KOZH DALL DIVISION

KOZH DALL DIVISION

Thrash / Death

Send The Wood Music

4/5


Né d’une rencontre fortuite entre Laurent Plainchamp (ex-Kristendom, Artsonic, No Return), Vincent Desca et Chris (Grazed), Kozh Dall Division est un projet studio dont le but est de se faire plaisir. Leur style ? Thrash et Death à gogo. Mais ce n’est pas tout… Ce projet se distingue des autres grâce au nombreux invités qui figurent sur l’album ! La crème de la crème du Metal français !  

Effectivement, à l’écoute de cet album, vous trouverez des chanteurs qui sont encore dans le circuit tels que Crass (Crusher), Max Otero (Mercyless), Arno Strobl (Carnival In Coal), Tanguy (T.H.I.N.K.), Eric Forrest (E.Force, ex-Voivod) Fab et Ludo Loez (Sup/Supuration), Dog et ADX… Mais aussi, pour couronner le tout, Philtor (ex-No Return) qui est de retour. Les fans « Old School » sont donc conviés au festin !

Le trio laisse parler sa créativité et s’adapte au style de ses invités… Ces derniers  sont même à l’origine de leurs propres lignes de chant et ils ont écrit leur texte. L’éclectisme est donc privilégié si bien que chacun des musiciens y met sa fibre, sa touche personnelle aussi bien sur le plan vocal que musical.

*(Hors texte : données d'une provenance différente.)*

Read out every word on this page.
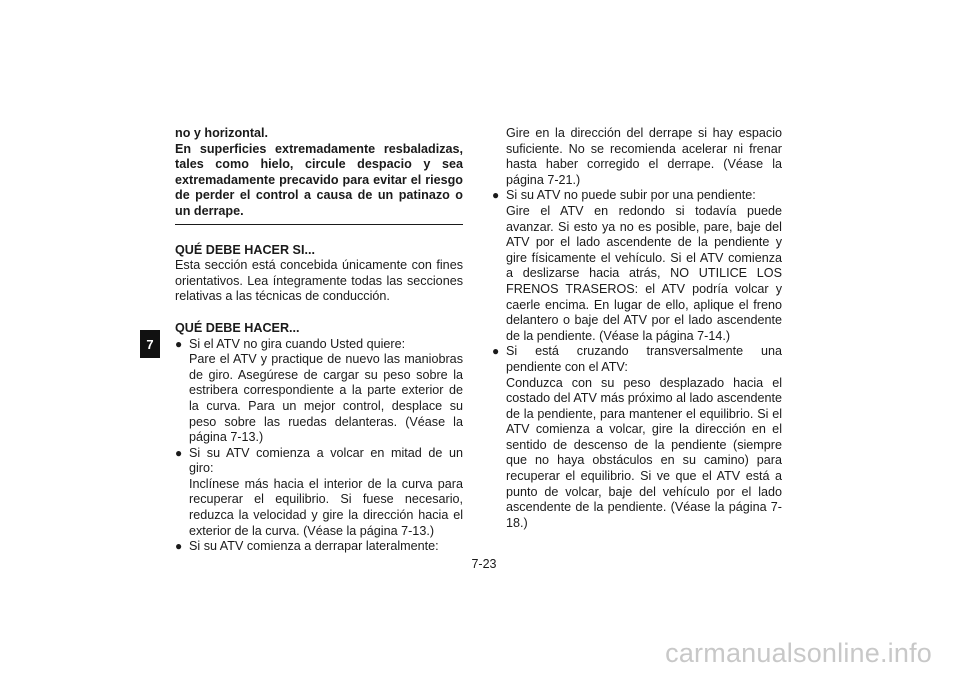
7

no y horizontal.

En superficies extremadamente resbaladizas, tales como hielo, circule despacio y sea extremadamente precavido para evitar el riesgo de perder el control a causa de un patinazo o un derrape.

QUÉ DEBE HACER SI...

Esta sección está concebida únicamente con fines orientativos. Lea íntegramente todas las secciones relativas a las técnicas de conducción.

QUÉ DEBE HACER...

● Si el ATV no gira cuando Usted quiere:
Pare el ATV y practique de nuevo las maniobras de giro. Asegúrese de cargar su peso sobre la estribera correspondiente a la parte exterior de la curva. Para un mejor control, desplace su peso sobre las ruedas delanteras. (Véase la página 7-13.)
● Si su ATV comienza a volcar en mitad de un giro:
Inclínese más hacia el interior de la curva para recuperar el equilibrio. Si fuese necesario, reduzca la velocidad y gire la dirección hacia el exterior de la curva. (Véase la página 7-13.)
● Si su ATV comienza a derrapar lateralmente:

Gire en la dirección del derrape si hay espacio suficiente. No se recomienda acelerar ni frenar hasta haber corregido el derrape. (Véase la página 7-21.)

● Si su ATV no puede subir por una pendiente:
Gire el ATV en redondo si todavía puede avanzar. Si esto ya no es posible, pare, baje del ATV por el lado ascendente de la pendiente y gire físicamente el vehículo. Si el ATV comienza a deslizarse hacia atrás, NO UTILICE LOS FRENOS TRASEROS: el ATV podría volcar y caerle encima. En lugar de ello, aplique el freno delantero o baje del ATV por el lado ascendente de la pendiente. (Véase la página 7-14.)
● Si está cruzando transversalmente una pendiente con el ATV:
Conduzca con su peso desplazado hacia el costado del ATV más próximo al lado ascendente de la pendiente, para mantener el equilibrio. Si el ATV comienza a volcar, gire la dirección en el sentido de descenso de la pendiente (siempre que no haya obstáculos en su camino) para recuperar el equilibrio. Si ve que el ATV está a punto de volcar, baje del vehículo por el lado ascendente de la pendiente. (Véase la página 7-18.)
7-23
carmanualsonline.info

Cerise sur le gâteau, Laurent a parfaitement réussi à s’imprégner de l’univers de chacun. « Squads Of Despair » (qui voit Philtor au chant) nous montre qu’il n’a rien perdu de sa voix d’antan. On continue dans le Death avec « Your Life »… Crass, lui aussi, nous sort le grand jeu avec une prestation plus que convaincante. Petit changement stylistique avec ADX et son très efficace « 13/11/2015 » qui laisse planer une certaine émotion – Le but est clair, il s’agit de rendre hommage aux attentats qui ont touché le Bataclan.

Les choses reprennent de plus belle avec un Eric Forrest et son « Contorted » un brin psychopathe. Max Otero nous sort des vocaux qui s’inscrivent dans la lignée des pères du chant guttural Chuck Schuldiner et John Tardy. Tanguy, quant à lui, nous offre un titre plus Hardcore/Punk dans l’esprit. Les deux parties d’« Amanda » enregistrées par les frères Loez nous offrent une magnifique composition dans un esprit très Doom/Death. « The Night » avec Arno Strobl au chant (qui a d’ailleurs fait l’objet d’un clip) sème la controverse en se détachant de l’univers Death installé par les autres morceaux.

Enfin, Laurent, lui, ne chante que sur trois titres. Ne se fiant pas à un seul style, l’album reste toutefois cohérent de bout en bout. Autre élément surprenant, la production « faite maison » demeure très correcte bien que la batterie programmée soit un poil trop synthétique et manque de relief.

Malgré les petits défauts évoqués en fin de chronique, la qualité est là. Cet album est une vraie réussite. Autant vous dire qu’on attend le deuxième volet avec impatience.